Following, once daily oral gavage administration of 5, 25, or 100 mg/kg/day Reofos 35 to Han Wistar rats for up to two consecutive generations, test article‑related effects were noted at all dose levels investigated.

Fertility was reduced following administration of 100 mg/kg/day to the F0 generation, which was accompanied by an increased incidence of stillborn pups and litters with stillborn pups at this dose level. Fertility was also slightly reduced for the F1 generation following administration of 100 mg/kg/day. Furthermore, microscopic examination of the ovaries revealed interstitial cell vacuolation for F0 and F1 generations following administration of 25 or 100 mg/kg/day, and fewer ovarian follicles (specifically, primordial follicles) were evident following administration of 25 or 100 mg/kg/day. In the absence of an effect on fertility following administration of 5 or 25 mg/kg/day, the no observed adverse effect level (NOAEL) for reproductive toxicity is 25 mg/kg/day. Postnatal pup development was unaffected for F1 and F2 generations at any dose level; as such, the no observed effect level (NOEL) for offspring growth and development is 100 mg/kg/day.
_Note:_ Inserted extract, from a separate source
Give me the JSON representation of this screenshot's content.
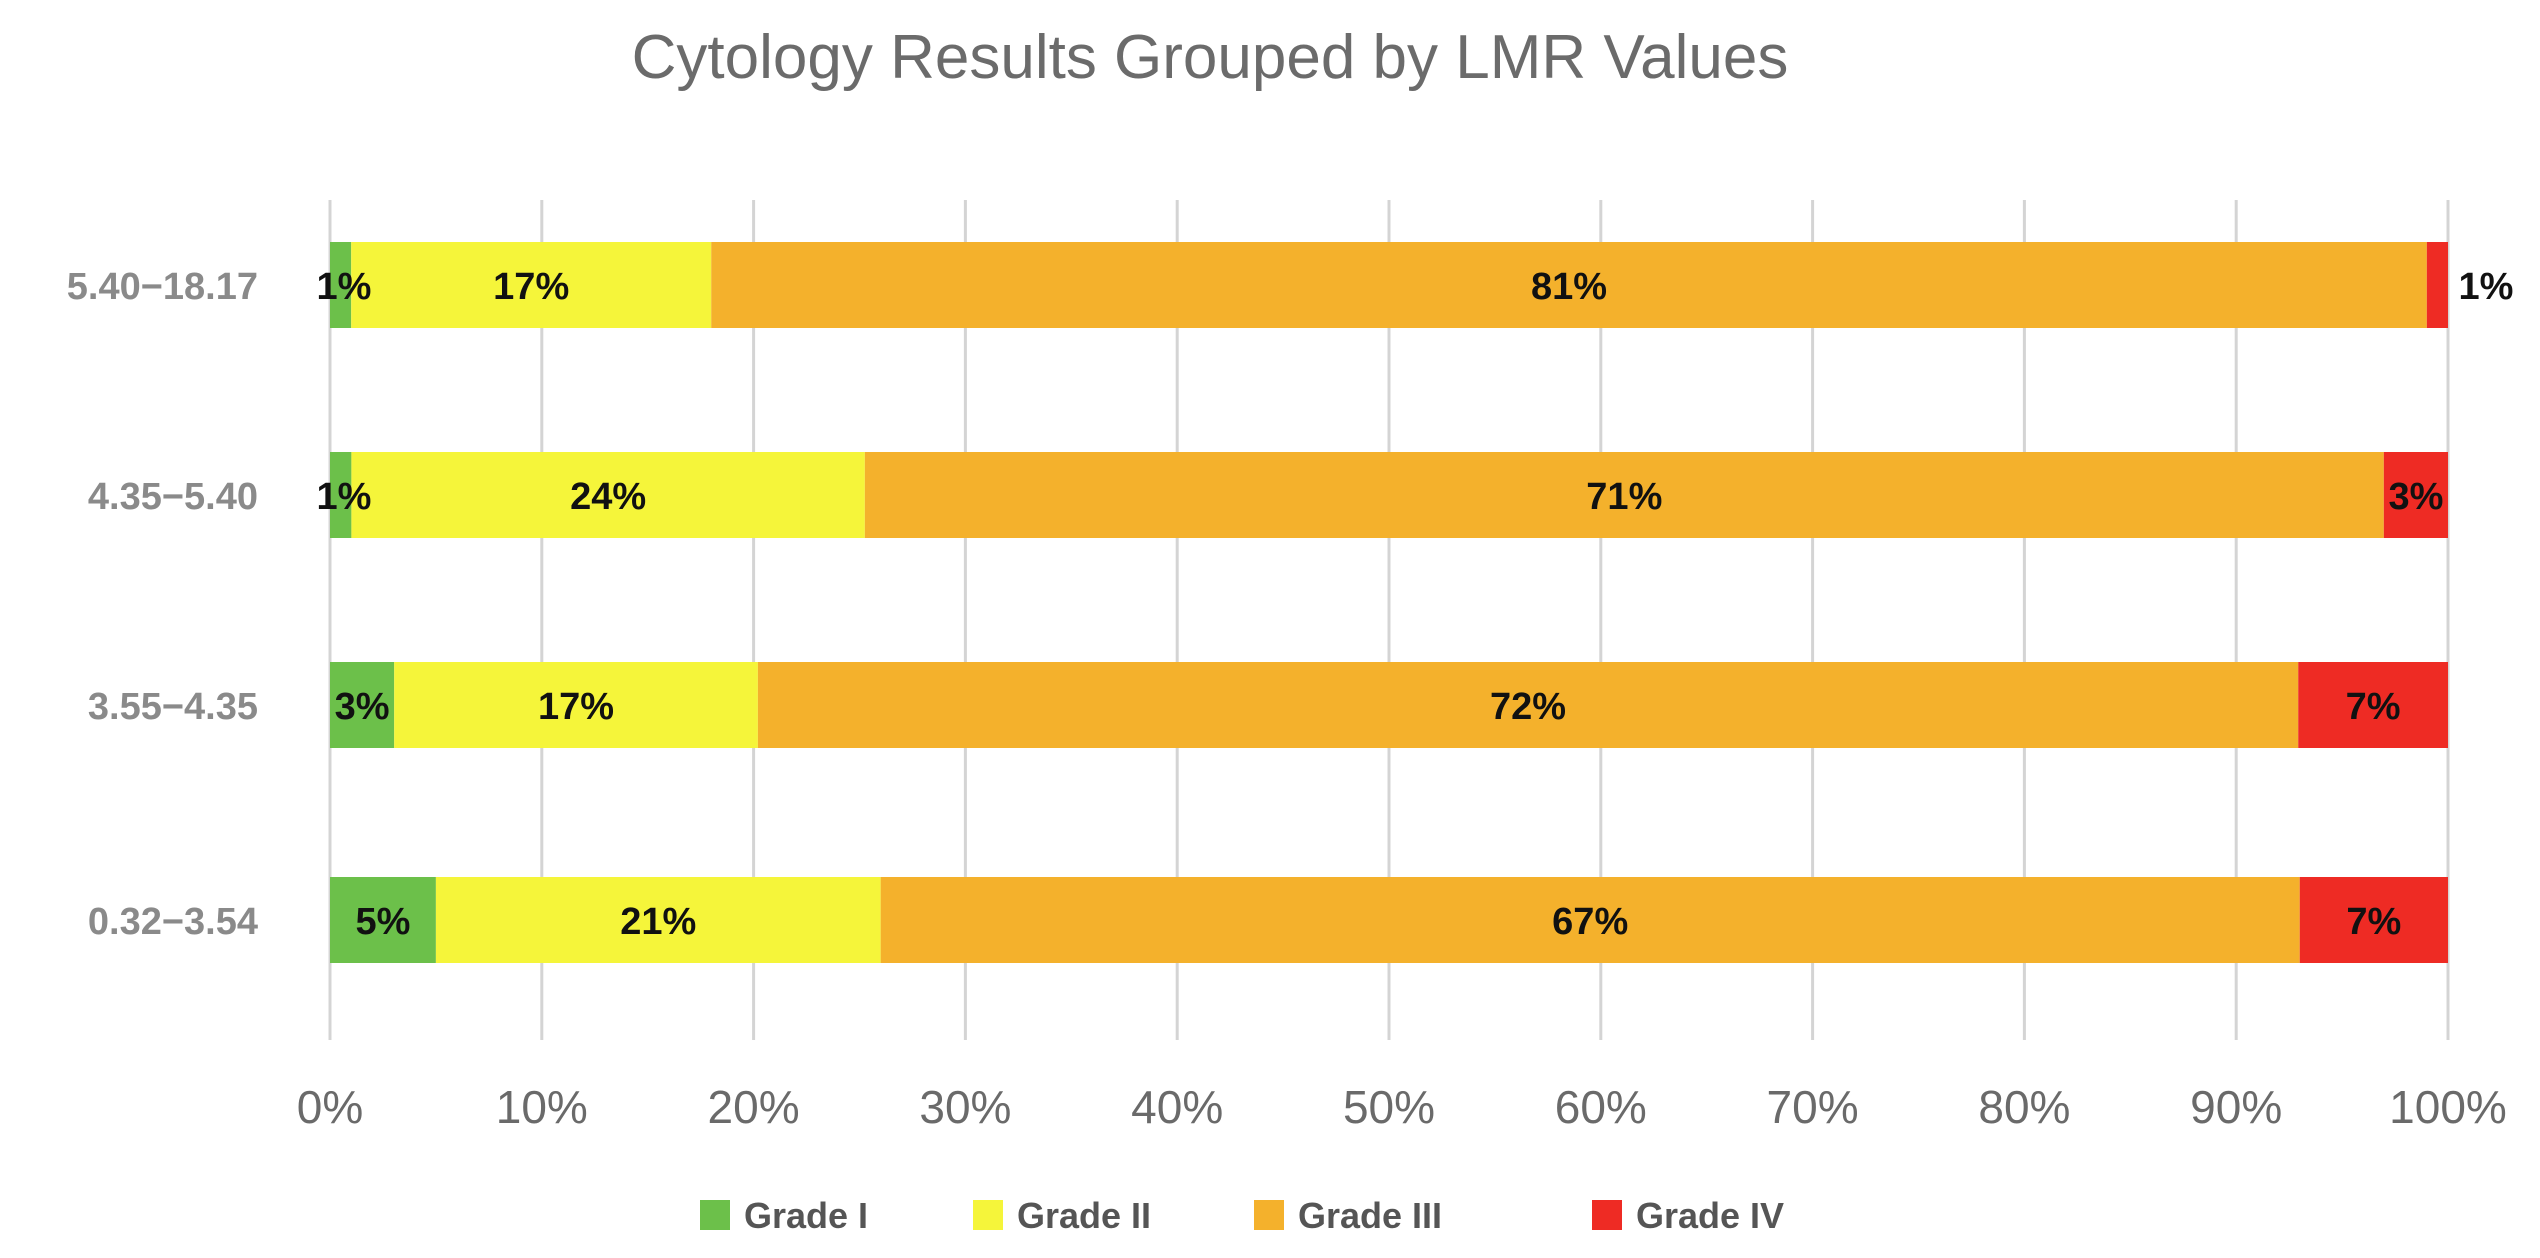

No neurotoxic effects were noted in F1 animals; as such, the NOEL is 100 mg/kg/day for developmental neurotoxicity.

Systemic effects were confined to microscopic changes in the adrenal glands, which were considered to have represented toxicity at all dose levels. Based on this finding, neither a no observed effect level (NOEL) nor a no observed adverse effect level (NOAEL) was established for systemic toxicity. Reversibility of these findings was not investigated.